Scott Morrison has declared “TAFE is as good as university” and in many cases leads to better pay.
The Prime Minister’s remarks, made before Council of Australian Governments (COAG) talks with state premiers begin in Cairns on Friday, are designed to kickstart a new debate on the status of vocational education in Australia.
“My message to those young people or those who are elsewhere engaged in the technical education system is TAFE is as good as uni,” Mr Morrison said.
“Vocational education is as good as uni, and I’ve got to say some of the people that I’ve met who have been most successful in business, they’ve done it out of a trade and technical qualification.
“We want to really lift the status of vocational education in Australia.
“You ask me my passion about what we’re going to be talking about at COAG, it is about how we can get people better trained in our economy, support employers who want to put people into better trades so that they can make their businesses do better.”

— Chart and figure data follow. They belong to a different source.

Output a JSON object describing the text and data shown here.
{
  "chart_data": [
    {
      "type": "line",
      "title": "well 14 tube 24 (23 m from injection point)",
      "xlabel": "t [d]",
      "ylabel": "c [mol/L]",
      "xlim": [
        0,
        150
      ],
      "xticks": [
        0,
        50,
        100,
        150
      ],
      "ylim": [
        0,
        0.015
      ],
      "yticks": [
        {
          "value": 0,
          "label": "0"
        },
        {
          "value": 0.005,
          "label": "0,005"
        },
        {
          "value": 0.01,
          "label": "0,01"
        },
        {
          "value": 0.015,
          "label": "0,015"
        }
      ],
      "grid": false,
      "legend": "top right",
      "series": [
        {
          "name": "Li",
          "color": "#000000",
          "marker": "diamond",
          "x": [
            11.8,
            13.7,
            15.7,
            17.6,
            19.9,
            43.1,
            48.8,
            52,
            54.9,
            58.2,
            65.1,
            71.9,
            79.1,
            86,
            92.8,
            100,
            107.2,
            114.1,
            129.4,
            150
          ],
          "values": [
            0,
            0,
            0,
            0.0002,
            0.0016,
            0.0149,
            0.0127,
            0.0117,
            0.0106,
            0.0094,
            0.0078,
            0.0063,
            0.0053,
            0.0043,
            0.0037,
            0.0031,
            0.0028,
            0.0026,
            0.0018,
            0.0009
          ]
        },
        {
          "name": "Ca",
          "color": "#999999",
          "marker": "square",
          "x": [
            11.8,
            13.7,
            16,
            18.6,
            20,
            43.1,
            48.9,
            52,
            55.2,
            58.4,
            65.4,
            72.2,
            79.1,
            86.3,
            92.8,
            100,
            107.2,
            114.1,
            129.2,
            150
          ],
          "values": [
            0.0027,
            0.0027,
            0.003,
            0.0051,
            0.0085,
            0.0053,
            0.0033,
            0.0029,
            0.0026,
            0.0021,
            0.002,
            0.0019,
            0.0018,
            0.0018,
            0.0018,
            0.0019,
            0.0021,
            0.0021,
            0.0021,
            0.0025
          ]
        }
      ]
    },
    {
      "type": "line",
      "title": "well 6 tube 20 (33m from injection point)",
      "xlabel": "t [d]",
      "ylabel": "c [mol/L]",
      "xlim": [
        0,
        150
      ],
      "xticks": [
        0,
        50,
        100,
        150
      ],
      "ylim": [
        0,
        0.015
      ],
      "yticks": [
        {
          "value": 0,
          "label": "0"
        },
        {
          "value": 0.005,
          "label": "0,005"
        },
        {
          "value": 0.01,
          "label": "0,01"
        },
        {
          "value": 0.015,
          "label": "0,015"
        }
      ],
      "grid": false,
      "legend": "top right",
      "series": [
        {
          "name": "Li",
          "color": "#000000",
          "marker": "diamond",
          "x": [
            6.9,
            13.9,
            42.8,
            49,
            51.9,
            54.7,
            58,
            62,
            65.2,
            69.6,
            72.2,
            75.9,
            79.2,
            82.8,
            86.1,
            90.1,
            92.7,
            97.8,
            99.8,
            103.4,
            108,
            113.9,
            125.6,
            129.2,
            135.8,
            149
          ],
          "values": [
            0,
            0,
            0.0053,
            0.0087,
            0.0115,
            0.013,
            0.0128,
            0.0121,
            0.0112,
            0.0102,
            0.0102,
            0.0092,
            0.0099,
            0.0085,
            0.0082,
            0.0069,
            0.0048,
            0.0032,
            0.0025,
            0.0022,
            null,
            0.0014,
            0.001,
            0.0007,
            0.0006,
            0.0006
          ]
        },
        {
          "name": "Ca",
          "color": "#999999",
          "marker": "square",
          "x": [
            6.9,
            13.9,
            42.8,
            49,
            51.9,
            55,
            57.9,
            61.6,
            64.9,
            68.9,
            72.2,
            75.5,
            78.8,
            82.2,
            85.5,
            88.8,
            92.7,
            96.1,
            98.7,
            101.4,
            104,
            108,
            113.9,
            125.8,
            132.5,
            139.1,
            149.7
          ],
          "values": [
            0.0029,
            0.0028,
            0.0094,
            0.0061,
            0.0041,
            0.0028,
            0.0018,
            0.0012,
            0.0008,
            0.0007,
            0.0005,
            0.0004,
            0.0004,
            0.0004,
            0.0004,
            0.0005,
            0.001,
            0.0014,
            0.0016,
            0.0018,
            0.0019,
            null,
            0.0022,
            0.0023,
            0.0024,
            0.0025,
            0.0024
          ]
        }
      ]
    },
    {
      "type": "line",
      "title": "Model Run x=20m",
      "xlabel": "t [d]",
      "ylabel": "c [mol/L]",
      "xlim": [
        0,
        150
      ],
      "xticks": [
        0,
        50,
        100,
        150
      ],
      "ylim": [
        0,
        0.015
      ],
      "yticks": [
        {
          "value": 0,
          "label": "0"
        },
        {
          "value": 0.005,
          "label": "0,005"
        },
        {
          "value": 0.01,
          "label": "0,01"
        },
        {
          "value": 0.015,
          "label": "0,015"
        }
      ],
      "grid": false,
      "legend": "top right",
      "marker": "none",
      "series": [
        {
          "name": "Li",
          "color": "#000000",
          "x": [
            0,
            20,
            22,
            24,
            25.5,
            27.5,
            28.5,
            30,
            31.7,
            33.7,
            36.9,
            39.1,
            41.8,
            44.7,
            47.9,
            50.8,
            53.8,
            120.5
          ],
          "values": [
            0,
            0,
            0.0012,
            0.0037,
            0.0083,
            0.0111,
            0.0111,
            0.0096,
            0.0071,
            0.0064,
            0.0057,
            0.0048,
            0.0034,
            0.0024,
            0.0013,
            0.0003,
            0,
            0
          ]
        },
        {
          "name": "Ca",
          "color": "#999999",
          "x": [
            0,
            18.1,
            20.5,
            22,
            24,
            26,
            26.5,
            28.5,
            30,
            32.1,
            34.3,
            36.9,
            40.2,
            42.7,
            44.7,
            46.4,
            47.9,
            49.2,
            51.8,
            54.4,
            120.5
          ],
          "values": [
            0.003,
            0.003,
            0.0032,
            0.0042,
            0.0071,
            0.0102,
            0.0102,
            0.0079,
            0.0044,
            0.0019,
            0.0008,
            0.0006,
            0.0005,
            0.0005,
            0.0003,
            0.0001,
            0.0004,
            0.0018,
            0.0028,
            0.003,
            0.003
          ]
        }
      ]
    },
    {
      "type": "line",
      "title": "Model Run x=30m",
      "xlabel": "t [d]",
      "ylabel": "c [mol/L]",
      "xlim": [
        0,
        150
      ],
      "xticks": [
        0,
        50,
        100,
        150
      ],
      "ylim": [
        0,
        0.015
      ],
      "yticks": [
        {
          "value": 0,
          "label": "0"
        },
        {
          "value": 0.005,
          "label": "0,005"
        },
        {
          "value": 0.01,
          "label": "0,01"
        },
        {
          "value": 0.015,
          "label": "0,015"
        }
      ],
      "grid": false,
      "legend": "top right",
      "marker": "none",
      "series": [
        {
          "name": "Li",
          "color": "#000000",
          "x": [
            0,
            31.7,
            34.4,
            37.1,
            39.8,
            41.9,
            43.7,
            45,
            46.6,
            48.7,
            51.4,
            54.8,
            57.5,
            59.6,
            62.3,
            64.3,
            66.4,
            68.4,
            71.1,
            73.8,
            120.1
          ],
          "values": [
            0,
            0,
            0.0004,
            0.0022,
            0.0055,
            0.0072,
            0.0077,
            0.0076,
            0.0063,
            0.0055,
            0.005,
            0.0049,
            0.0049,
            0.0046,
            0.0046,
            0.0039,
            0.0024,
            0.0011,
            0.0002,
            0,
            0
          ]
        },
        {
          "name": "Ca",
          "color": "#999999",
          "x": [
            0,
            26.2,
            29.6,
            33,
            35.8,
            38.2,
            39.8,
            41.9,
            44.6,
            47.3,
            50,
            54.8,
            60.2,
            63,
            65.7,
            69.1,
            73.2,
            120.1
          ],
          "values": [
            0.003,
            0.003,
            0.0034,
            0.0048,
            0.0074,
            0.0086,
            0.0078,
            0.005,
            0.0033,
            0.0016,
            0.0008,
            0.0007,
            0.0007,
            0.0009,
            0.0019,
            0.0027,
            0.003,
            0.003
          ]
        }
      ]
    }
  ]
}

The PM’s mentor, John Howard, was another Liberal proponent of the idea that learning a trade was as good as and often paid better than a university degree.
Mr Morrison said there are bottlenecks in the training system that need to be cleared.
“The big one for me is skills development,” Mr Morrison said.
“This is an area, I think, of frustration for all jurisdictions and it is particularly a frustration more importantly for businesses who want to employ people and people who want to get trained so that they can get employed.
“The system at the moment is letting us down on that front, and so it’s important that the Commonwealth and states come together to ensure that it is a far less bureaucratic, a far less public service-driven sector, and it is actually about the needs of businesses who want to employ people and people who want to get trained to be employed.”
The Prime Minister suggested TAFE colleges also had a big role to play in retraining older workers.
“It’s not just young people who are involved in technical education,” he said.
“People are coming out of industries that are changing and moving into new industries, people who are going to work in the human services field and things like aged care, disability care and support, new cyber technology areas.
“All the technology training that needs to be done in these areas goes right across the spectrum of people’s ages and experiences, and we need to make sure that we are training people for those jobs.”
Mr Morrison was also asked the claim by banking royal commissioner Kenneth Hayne that three-word slogans was decaying democracy.
Mr Morrison is fond of “stop the boats” and “have a go to get a go”, which is longer.
“Well, I did stop the boats and people who do have a go do get a go under my policies, so I think that’s a pretty good plan. Cheers,” he said.